Google Classroom is quietly becoming the most powerful tool in education technology. Google Classroom is available to schools with a Google Apps for Education (GAfE) domain. Classroom is a way to get all of your students in one place and allows you to easily assign work and for students to turn it in.
Here I mention the 25 things you can do with Google Classroom.
- When an assignment, lesson, or unit doesn’t work, add your own comments–or have students add their own feedback), then tag it or save it to a different folder for revision.
- Align curriculum with other teachers.
- Share data with professional learning community.

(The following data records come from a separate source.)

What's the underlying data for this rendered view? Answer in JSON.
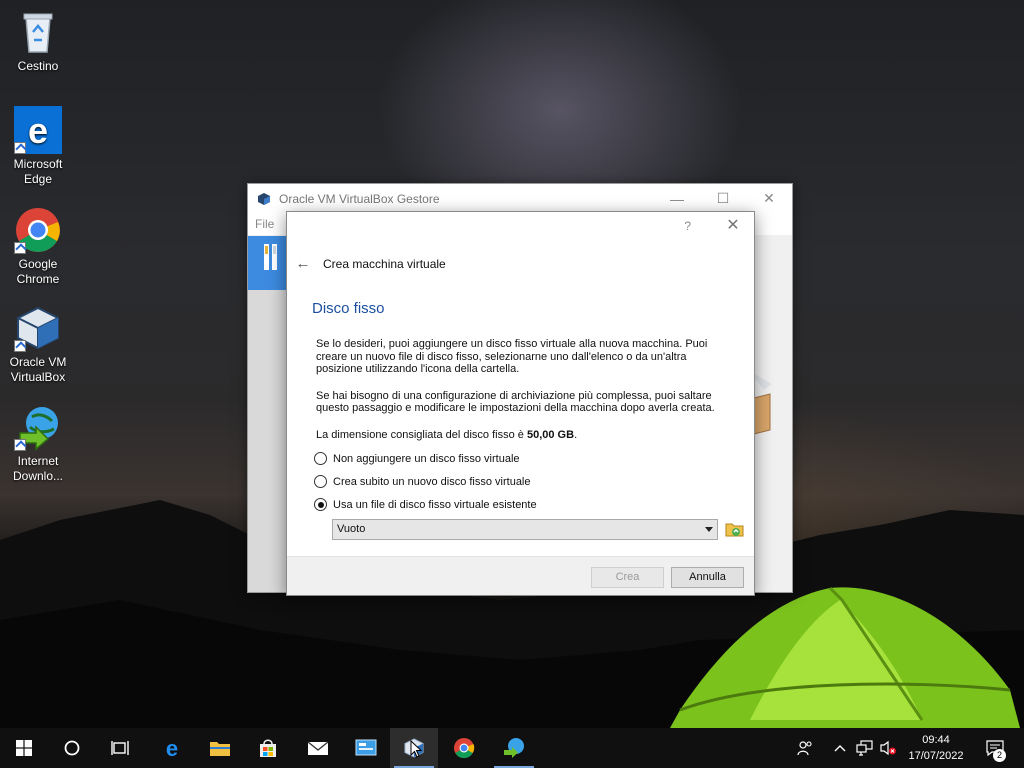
{
  "desktop": {
    "icons": [
      {
        "label": "Cestino",
        "icon": "recycle-bin-icon"
      },
      {
        "label": "Microsoft Edge",
        "icon": "edge-icon"
      },
      {
        "label": "Google Chrome",
        "icon": "chrome-icon"
      },
      {
        "label": "Oracle VM VirtualBox",
        "icon": "virtualbox-icon"
      },
      {
        "label": "Internet Downlo...",
        "icon": "internet-download-manager-icon"
      }
    ]
  },
  "vbox_window": {
    "title": "Oracle VM VirtualBox Gestore",
    "menu_file": "File",
    "controls": {
      "minimize": "—",
      "maximize": "☐",
      "close": "✕"
    }
  },
  "dialog": {
    "help": "?",
    "close": "✕",
    "back": "←",
    "wizard_title": "Crea macchina virtuale",
    "heading": "Disco fisso",
    "paragraph1": "Se lo desideri, puoi aggiungere un disco fisso virtuale alla nuova macchina. Puoi creare un nuovo file di disco fisso, selezionarne uno dall'elenco o da un'altra posizione utilizzando l'icona della cartella.",
    "paragraph2": "Se hai bisogno di una configurazione di archiviazione più complessa, puoi saltare questo passaggio e modificare le impostazioni della macchina dopo averla creata.",
    "recommended_prefix": "La dimensione consigliata del disco fisso è ",
    "recommended_size": "50,00 GB",
    "recommended_suffix": ".",
    "options": [
      {
        "label": "Non aggiungere un disco fisso virtuale",
        "checked": false
      },
      {
        "label": "Crea subito un nuovo disco fisso virtuale",
        "checked": false
      },
      {
        "label": "Usa un file di disco fisso virtuale esistente",
        "checked": true
      }
    ],
    "disk_select_value": "Vuoto",
    "buttons": {
      "create": "Crea",
      "cancel": "Annulla"
    }
  },
  "taskbar": {
    "clock_time": "09:44",
    "clock_date": "17/07/2022",
    "notification_count": "2",
    "accent": "#7aa8de"
  }
}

- Keep samples of exemplar writing for planning.
- Tag your curriculum.
- Solicit daily, weekly, by-semester, or annual feedback from students and parents using Google Forms.

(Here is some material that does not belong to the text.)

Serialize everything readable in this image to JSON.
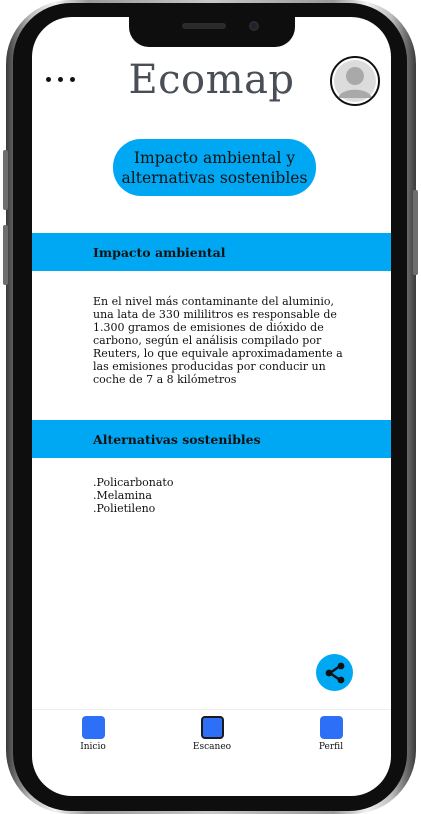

- Share anonymous writing samples with students.
- See what your assignments look like from the students’ point-of-view.
- Flip your classroom. The tools to publish videos and share assignments are core to Google Apps for Education.
- Communicate assignment criteria with students.
- Let students ask questions privately.
- Let students create their own digital portfolios of their favorite work.
- Create a list of approved research sources. You can also differentiate this by student, group, reading level, and more.
- Post an announcement for students, or students and parents.
- Design more mobile learning experiences for your students–in higher ed, for example.
- Have students chart their own growth over time using Google Sheets.
- Share due dates with mentors outside the classroom with a public calendar.
- Email students individually, or as groups. Better yet, watch as they communicate with one another.
- Create a test that grades itself using Google Forms.
- Design digital team-building activities.
- Create a paperless classroom.
- Share universal and frequently-accessed assignments–project guidelines, year-long due dates, math formulas, content-area facts, historical timelines, etc.
- Administer digital exit slips.
- Instead of homework, assign voluntary “lesson extensions” for students. When questions arise about mastery or grades, refer to who accessed and completed what, when.
- Create folders of miscellaneous lesson materials. digital versions of texts, etc.